Ich denke, dass eine Ursache für den Streit der letzten Jahre das Fehlen von Austausch und inhaltlicher Debatte in unserer Partei ist. Wir müssen die Politik der Hinterzimmer-Deals und der Ausrichtung auf bloße tagespolitische Taktiken beenden und unsere Positionen im ehrlichen Austausch miteinander finden und formulieren. Die drängenden Probleme unserer Zeit können wir am besten dadurch angehen, dass wir das Engagement und die Begeisterung unserer Mitglieder mobilisieren und voneinander lernen. Ich möchte in der Sozialdemokratie die Mitglieder stärken und die Entscheidungsstrukturen öffnen. Die Sozialdemokratie ist eine starke Bewegung und dazu gehören auch unterschiedliche Meinungen. Ich schätze den Austausch sehr und glaube, dass für alle, die sich zur Sozialdemokratie bekennen, Platz sein muss. Die Mitglieder wollen übrigens auch mitentscheiden. Bei der Befragung 2018 war eine überwiegende Mehrheit für eine direkte Vorsitzwahl oder für die Mitgliederabstimmung über Koalitionsabkommen. In diese Richtung sollten wir uns weiterentwickeln, ich möchte auf jeden Fall die Mitglieder über die Frage des Vorsitzes und über Koalitionsabkommen abstimmen lassen. Ich glaube auch, dass die Zeiträume zwischen den Parteitagen von drei Jahren zu lange sind. Unsere Stärke liegt in den Sektionen und Bezirksorganisationen vor Ort: Dort müssen wir zu echten Vertrauensleuten für alle Menschen in Österreich werden. Durch Mieter:innen oder Schuldnerberatung, das Begleiten bei Amtswegen oder Aufüllhilfen bei Formularen. So können wir uns das Vertrauen der Menschen zurück erarbeiten, die nicht mehr an unsere Durchsetzungskraft glauben.  Das stärkt die SPÖ von unten.
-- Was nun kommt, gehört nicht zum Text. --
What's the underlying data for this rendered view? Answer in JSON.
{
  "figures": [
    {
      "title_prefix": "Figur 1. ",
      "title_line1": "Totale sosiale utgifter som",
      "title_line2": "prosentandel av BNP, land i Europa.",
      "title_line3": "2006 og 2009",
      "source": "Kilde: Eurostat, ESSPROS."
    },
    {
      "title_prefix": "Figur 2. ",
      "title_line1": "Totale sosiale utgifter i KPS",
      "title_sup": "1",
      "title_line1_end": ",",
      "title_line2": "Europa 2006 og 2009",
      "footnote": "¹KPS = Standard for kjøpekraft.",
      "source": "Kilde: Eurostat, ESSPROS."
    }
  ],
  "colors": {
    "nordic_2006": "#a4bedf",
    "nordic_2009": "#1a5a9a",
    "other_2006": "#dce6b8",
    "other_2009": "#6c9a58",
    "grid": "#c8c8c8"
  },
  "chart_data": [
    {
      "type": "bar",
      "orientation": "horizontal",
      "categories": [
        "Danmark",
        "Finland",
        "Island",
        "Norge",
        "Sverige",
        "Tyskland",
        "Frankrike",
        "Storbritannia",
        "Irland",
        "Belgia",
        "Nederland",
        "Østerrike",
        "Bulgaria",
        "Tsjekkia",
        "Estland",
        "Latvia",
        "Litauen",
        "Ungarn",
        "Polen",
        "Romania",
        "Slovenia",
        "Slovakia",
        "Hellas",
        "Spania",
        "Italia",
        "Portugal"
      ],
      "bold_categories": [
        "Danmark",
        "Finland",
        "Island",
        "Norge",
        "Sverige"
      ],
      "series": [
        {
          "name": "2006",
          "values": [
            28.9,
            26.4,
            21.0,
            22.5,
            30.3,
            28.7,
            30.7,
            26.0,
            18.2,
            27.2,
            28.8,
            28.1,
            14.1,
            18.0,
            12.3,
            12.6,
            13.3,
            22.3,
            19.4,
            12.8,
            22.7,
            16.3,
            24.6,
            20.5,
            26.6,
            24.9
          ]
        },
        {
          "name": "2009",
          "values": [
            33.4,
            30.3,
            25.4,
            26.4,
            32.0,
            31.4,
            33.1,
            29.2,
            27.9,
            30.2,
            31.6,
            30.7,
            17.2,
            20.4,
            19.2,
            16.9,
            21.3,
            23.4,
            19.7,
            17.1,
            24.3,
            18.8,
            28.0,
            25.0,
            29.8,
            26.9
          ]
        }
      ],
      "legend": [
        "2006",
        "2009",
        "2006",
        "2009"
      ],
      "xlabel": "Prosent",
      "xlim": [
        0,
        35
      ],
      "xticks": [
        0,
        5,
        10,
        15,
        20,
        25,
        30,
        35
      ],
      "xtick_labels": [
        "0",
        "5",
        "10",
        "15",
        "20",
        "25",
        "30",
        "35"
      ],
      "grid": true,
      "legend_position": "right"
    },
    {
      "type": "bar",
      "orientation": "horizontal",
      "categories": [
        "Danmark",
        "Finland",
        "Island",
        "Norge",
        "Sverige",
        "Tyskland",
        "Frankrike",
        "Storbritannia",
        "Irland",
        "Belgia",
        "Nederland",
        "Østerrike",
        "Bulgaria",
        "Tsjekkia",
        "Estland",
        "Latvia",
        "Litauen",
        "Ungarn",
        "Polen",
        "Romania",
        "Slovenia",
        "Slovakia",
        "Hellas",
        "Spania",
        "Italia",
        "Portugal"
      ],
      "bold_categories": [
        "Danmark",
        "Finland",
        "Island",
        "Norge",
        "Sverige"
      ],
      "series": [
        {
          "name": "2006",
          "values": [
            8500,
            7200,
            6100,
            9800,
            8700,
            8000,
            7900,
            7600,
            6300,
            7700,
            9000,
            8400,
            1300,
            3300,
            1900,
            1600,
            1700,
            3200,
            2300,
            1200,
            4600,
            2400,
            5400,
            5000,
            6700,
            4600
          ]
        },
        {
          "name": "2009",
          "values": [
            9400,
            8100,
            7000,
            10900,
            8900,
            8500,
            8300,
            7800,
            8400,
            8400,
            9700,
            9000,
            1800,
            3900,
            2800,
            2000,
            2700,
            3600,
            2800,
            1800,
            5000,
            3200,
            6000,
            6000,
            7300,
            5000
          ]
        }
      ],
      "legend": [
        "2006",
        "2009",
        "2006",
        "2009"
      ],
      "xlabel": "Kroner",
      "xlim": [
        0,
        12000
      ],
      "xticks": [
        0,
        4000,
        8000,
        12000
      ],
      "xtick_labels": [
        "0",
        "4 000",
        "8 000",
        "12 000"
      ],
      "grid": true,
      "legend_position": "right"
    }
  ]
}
5. Welche 5 konkreten Maßnahmen sind für dich im Kampf gegen den Klimawandel in den kommenden 3 Jahren unbedingt umzusetzen?
Österreich möchte bis 2040 klimaneutral werden. Bis dahin ist nicht mehr viel Zeit. Wir müssen jetzt investieren. Wichtige Hebel sind ein Green New Deal für den sozial- ökologischen Umbau von Wirtschaft, Energiesystemen und Mobilität. Österreich hinkt in der EU hinterher, die Politik ist viel zu lange den Lobbies fossiler Energie gefolgt. Unsere Emissionen sind gegenüber 1990 fast unverändert. Der Rechnungshof bescheinigt, dass wir durch die bisherige Untätigkeit in Österreich hohe Kosten für Emissionszertifikate zu erwarten haben; wahrscheinlich bei den geltenden EU- Klimazielen bis 2030 mehr als zehn Milliarden Euro. Wir brauchen endlich wieder einen Fahrplan auf Bundesebene für die Erreichung der Klimaziele, denn der letzte ist 2020 ausgelaufen. Wir brauchen einen Plan zur sozial- ökologischen Transformation, der auf einen starken Staat, die Einbindung der Sozialpartner und der Zivilgesellschaft setzt. Ich schlage (1) einen Transformations- und Energiewende Fonds in der Höhe von 20 Mrd. Euro vor, der Dekarbonisierungsprojekte in emissionsstarken Betrieben initiiert und begleitet – durch staatliche Förderungen und Beteiligungen. Wir brauchen (2) auch einen massiven Ausbau öffentlicher Verkehrsmittel. (3) Für Menschen mit niedrigen Einkommen soll der öffentliche Verkehr gratis sein, damit hier Hürden abgebaut werden. Außerdem soll es (4) eine Pendlerpauschale für die Benützung des öffentlichen Verkehrs geben. Wer im Privatjet fliegt, verursacht 14x mehr CO2- Emissionen als jemand im Linienflug. Ich setze mich daher auch (5) für ein EU-weites Verbot von Privatjets ein.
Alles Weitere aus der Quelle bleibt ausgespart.